À PROPOS DE TOM WEIL

Je m’appelle Tom Weil, je suis assistant réalisateur pour le cinéma et la télévision et comme vous pouvez vous en douter je suis passionné de cinéma depuis tout jeune. J’ai crée ce site il y a presque 3 ans maintenant pour vous apporter mon aide…

Comments on this entry are closed.

  • Thomas Dahirel

    Encore un excellent article qui décrit la réalité! Merci Tom 🙂

  • Antoine

    Hello Tom
    Un grand merci pour tes conseils toujours pertinents. Me concernant, je me suis lancé dans l’écriture
    d’un scénario long-métrage, il y a 4 ans: 3 écritures pour arriver à une 4 éme accompagnée
    par un script doctor ( français) qui m’a fait fait terriblement progressé.
    Cette dernière écriture est  »aboutie », selon ses dires. Je la teste pour le moment et les retours d’un acteur notamment, sont positifs.
    Il m’est cependant reproché que le synopsis est un peu long, 6 pages….
    Je suis un peu perdu quant au synopsis: Selon toi, doit-il résumer toute l’histoire, ce qui était l’avis
    du script. J’ai longuement débattu avec lui, et finalement me suis rallié à sont point de vue.
    Les synopsis pour les écritures précédentes, introduisaient l’ histoire, les personnages, le genre,
    la couverture musicale et ne comportaient que 2 pages, pour mettre en haleine les différents
    lecteurs.
    Ou se situe le curseur et quels sont éléments fondamentaux que doit comporter le synopsis ?
    Merci pour ton éclairage.
    Antoine

    • Bonjour Antoine,

      Je suis de l’avis de ton scriptdoctor, ton synopsis doit raconter toute l’histoire, en revanche 6 pages je trouve ça tout à fait normal…ni trop court, ni trop long.
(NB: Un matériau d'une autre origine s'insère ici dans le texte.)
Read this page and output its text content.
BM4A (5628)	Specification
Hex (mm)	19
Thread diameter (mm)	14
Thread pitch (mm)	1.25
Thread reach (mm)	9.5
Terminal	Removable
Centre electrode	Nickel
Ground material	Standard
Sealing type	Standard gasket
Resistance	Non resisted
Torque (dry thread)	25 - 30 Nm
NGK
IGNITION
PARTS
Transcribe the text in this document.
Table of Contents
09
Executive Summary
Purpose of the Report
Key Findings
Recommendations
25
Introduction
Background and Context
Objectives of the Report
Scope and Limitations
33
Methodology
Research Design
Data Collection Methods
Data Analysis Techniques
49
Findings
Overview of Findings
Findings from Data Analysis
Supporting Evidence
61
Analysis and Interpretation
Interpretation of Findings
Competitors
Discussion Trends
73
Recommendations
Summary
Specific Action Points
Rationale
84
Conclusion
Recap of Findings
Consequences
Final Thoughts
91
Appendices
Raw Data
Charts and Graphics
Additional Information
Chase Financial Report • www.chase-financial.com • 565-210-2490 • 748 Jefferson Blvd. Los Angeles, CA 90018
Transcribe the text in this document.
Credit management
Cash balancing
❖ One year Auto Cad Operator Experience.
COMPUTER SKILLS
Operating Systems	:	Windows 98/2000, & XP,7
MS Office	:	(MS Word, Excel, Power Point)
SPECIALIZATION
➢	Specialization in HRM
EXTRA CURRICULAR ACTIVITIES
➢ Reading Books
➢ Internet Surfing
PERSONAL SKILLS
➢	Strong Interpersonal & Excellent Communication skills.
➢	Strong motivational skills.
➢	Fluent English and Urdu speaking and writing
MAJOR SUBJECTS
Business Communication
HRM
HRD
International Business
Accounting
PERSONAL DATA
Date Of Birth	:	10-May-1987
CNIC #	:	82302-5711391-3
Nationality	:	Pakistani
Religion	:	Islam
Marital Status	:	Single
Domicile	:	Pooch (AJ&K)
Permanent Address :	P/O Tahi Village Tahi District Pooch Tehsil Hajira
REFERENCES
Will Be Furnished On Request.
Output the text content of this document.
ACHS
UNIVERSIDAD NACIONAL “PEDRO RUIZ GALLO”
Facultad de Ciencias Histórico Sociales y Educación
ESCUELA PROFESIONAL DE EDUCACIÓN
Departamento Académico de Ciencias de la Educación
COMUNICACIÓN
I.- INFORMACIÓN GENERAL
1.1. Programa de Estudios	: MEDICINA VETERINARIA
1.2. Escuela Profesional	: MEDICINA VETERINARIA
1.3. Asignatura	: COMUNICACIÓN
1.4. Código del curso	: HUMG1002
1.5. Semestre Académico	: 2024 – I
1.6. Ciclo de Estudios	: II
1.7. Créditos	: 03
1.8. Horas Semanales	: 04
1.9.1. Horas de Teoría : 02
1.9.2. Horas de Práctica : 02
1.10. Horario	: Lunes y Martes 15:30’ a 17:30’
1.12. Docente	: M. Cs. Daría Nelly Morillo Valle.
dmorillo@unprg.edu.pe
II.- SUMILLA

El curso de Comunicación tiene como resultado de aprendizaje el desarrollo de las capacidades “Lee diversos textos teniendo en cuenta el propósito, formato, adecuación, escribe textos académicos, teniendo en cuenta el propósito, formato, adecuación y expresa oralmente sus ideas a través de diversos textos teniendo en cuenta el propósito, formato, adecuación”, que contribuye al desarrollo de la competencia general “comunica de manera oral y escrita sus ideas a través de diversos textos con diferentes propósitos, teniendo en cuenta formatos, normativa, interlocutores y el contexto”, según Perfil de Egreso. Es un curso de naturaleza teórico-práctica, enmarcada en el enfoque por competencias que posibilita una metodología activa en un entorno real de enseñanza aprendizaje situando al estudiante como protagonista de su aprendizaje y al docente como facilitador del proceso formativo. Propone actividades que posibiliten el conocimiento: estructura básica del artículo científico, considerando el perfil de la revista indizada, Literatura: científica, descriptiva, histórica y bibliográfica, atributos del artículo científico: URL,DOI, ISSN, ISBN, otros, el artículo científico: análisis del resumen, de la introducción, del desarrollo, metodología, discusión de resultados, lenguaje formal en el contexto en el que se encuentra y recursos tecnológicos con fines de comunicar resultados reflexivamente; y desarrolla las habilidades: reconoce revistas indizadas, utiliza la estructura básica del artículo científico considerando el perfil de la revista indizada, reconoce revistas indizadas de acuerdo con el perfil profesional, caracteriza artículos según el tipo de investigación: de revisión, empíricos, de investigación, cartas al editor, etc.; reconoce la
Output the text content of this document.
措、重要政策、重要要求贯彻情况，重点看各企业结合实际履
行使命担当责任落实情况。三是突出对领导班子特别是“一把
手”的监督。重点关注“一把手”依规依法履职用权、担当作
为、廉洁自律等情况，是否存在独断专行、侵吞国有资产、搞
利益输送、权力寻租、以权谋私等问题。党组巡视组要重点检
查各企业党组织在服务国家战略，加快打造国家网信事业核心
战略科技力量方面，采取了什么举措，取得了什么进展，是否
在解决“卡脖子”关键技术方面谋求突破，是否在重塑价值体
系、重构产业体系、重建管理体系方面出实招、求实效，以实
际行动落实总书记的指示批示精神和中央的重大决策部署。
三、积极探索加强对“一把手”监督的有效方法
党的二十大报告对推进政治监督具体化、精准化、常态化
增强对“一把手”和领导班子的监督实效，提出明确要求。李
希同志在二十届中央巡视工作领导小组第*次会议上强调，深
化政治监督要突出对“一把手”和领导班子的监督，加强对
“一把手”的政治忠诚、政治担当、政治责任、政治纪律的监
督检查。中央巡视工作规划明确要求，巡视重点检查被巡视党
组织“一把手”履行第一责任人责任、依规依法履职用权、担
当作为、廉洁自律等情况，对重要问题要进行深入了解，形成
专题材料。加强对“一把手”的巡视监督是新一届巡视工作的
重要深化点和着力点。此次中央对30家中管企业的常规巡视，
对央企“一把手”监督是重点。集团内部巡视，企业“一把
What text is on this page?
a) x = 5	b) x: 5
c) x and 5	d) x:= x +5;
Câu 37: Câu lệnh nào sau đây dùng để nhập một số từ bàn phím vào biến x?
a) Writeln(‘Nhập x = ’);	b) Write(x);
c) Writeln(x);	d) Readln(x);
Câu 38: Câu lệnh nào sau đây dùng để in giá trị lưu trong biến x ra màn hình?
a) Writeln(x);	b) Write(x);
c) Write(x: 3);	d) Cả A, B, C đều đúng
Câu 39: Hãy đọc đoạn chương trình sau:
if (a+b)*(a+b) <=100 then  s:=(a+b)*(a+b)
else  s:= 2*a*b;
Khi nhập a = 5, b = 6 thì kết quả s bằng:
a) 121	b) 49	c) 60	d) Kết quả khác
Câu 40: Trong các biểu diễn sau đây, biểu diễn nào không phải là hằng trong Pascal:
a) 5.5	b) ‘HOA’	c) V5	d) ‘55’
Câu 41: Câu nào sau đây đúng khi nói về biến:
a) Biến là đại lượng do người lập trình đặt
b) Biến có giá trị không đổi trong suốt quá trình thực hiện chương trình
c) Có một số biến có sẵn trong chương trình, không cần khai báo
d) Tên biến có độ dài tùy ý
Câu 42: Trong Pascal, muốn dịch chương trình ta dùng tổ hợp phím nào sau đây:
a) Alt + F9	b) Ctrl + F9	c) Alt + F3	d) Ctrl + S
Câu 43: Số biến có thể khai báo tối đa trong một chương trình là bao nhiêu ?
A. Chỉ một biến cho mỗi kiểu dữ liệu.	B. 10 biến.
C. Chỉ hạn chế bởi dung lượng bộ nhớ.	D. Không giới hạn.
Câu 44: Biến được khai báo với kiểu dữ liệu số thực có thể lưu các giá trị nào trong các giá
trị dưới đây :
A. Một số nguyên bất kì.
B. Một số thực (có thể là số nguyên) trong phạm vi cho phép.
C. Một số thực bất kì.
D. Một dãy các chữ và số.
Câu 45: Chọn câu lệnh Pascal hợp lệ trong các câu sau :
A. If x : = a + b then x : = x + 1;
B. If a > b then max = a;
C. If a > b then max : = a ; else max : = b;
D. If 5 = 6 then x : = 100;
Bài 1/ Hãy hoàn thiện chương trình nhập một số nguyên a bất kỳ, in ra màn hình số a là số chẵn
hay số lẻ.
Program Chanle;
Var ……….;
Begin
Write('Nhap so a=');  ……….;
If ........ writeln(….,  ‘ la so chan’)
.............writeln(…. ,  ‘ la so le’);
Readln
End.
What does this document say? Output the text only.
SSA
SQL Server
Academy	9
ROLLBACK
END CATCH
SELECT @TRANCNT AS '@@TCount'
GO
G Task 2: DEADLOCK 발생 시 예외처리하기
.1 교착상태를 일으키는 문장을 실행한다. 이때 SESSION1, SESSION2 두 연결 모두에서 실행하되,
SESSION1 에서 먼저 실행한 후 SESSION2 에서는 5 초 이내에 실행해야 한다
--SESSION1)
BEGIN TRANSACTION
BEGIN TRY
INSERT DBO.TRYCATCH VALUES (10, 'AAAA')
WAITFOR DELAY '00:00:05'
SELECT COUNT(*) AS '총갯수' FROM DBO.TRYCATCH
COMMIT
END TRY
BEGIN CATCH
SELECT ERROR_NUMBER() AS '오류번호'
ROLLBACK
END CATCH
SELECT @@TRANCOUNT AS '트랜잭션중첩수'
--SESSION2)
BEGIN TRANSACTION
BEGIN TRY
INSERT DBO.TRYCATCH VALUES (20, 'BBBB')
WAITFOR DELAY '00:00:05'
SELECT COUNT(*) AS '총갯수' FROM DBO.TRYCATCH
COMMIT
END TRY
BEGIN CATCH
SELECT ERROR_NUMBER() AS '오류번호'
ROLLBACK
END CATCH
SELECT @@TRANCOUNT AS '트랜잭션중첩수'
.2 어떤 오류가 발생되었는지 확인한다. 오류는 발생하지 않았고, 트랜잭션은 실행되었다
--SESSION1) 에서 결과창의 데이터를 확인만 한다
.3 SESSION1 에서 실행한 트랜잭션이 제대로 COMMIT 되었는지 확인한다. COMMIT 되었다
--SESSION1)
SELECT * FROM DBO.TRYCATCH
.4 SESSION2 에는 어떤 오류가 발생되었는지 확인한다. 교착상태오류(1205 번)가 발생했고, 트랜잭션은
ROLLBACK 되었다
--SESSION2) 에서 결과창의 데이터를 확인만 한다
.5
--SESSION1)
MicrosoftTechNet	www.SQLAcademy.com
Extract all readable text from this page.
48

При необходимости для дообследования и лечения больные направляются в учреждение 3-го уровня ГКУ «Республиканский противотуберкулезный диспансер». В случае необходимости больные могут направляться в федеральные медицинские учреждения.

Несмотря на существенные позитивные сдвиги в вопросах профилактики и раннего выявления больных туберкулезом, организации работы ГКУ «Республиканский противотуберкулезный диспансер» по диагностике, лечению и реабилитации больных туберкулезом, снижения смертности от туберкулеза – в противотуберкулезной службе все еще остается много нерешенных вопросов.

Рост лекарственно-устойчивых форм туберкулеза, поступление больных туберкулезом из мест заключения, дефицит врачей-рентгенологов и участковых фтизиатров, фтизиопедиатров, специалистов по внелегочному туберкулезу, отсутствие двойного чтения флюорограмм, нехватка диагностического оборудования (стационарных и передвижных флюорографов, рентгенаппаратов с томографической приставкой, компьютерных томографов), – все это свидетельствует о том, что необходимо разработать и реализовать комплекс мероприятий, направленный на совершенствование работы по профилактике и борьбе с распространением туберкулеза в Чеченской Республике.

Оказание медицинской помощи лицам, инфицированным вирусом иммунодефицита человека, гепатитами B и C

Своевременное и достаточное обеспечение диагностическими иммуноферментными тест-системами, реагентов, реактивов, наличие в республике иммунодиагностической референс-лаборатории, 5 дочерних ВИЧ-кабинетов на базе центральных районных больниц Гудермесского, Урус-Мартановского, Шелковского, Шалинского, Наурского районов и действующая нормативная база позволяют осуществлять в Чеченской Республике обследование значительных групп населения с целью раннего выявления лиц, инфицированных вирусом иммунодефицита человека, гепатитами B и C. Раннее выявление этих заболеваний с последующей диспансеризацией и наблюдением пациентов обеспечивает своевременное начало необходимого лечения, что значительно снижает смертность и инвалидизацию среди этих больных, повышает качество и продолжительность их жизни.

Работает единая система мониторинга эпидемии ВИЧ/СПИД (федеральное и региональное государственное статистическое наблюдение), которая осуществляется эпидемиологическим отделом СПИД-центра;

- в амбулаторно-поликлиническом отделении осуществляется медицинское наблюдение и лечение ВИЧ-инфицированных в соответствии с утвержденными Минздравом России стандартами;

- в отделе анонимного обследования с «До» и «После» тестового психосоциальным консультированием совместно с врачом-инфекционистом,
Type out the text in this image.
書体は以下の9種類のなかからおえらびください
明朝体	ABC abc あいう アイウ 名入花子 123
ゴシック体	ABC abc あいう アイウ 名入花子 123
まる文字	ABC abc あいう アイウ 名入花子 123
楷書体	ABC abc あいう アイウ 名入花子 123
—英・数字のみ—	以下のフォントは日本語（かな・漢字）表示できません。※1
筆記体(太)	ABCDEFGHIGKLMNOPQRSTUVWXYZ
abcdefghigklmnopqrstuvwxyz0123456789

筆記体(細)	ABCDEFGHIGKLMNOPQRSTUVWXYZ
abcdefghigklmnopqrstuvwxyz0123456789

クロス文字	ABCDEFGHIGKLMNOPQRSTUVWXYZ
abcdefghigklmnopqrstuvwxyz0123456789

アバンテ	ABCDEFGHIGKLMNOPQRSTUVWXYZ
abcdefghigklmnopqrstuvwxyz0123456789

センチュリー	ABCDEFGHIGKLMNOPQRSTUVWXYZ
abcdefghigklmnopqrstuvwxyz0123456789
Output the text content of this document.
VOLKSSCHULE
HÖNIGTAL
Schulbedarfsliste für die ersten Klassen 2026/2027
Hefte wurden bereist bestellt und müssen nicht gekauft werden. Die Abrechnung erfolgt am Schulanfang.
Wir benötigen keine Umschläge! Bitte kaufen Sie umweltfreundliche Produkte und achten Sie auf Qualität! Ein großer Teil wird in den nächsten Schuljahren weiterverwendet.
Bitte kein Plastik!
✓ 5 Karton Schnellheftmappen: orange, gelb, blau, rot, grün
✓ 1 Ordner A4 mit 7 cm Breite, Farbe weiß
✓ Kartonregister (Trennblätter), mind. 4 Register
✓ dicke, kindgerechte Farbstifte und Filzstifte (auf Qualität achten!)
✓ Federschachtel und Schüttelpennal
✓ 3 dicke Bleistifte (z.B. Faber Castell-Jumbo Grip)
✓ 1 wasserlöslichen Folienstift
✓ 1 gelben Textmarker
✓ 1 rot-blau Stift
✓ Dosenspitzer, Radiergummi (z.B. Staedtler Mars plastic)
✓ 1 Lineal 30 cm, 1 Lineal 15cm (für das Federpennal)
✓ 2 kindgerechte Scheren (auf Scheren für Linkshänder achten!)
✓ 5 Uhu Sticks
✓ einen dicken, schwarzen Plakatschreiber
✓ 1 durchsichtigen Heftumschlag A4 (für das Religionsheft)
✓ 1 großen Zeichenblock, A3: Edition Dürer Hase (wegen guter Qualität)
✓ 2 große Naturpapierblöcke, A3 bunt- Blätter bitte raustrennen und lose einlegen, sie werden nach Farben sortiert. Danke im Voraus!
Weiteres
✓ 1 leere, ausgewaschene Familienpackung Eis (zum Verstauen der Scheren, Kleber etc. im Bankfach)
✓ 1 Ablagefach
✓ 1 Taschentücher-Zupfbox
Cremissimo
      Tu devrais commencer à le tester avec des producteurs.

      A bientôt,

      Tom

      • Antoine Caulliez

        Bonjour Tom
        Merci pour ton avis parfaitement clair. C’est bien que tu me confirmes cela. Cependant, il est possible que le synopsis soit un peu trop scolaire et narratif dans sa forme ce qui peut rendre sa lecture ennuyeuse. Je vais remédier à ceci, pour le rendre plus vivant.
        Je ne manquerai pas de tenir au courant de la suite et comme tu le dis très bien dans
        ton article ci-dessus: One step at the time (un pas à la fois). Merci encore et bonne
        journée
        Antoine

        • Bonjour Antoine,

          Pas de problème ;o) en revanche l’expression c’est : One step at A time ;o)

          A bientôt,

          Tom

  • Cedric Clapier Filmmaker

    Super merci Tom.
    C’est tellement vrai tout ça que ça. Super article, hâte de lire la suite.
    Encore merci.

  • Axel

    Bonjour Tom,
    Le seul objectif que j’ai actuellement c’est terminer l’une de mes histoire (synopsis) en scénario avant Juillet 2018 (fin de mon BTS Com) et trouver un producteur par la suite. J’ai commencer à me lancer dans l’un d’eux plus en profondeur, mais plus j’écris et imagine mon histoire et plus j’ai l’impression que le film que je souhaiterais faire, ma vision, risque de coûter cher. Je n’ai pas l’ambition de faire un Blockbuster, au contraire (je suis plus attiré par le cinéma indépendant), c’est centré sur mon thème, mon personnage principal et sa psychologie mais j’ai un peu peur qu’on le trouve trop ambitieux en terme de moyen pour une première expérience et que personne ne souhaite me produire ou qu’on ne me laisse pas le réaliser.
    Donc pensez vous que je devrais me concentrer sur un autre de mes synopsis qui me semble moins ambitieux dans la forme et reprendre l’autre après avoir fait mes preuves et gagner en expérience ou je peux continué celui -ci car ne connaissant pas grand chose sur la répartition du budget dans la production, mon jugement est peut être faussé ?

    • Bonjour Axel,

      Si tu penses que ce film demande des moyens, que tu souhaites le réaliser alors que tu n’as rien fait..oui je te conseille de passer à autre chose en attendant. Cela ne t’empêche pas de travailler dessus, de le peaufiner etc..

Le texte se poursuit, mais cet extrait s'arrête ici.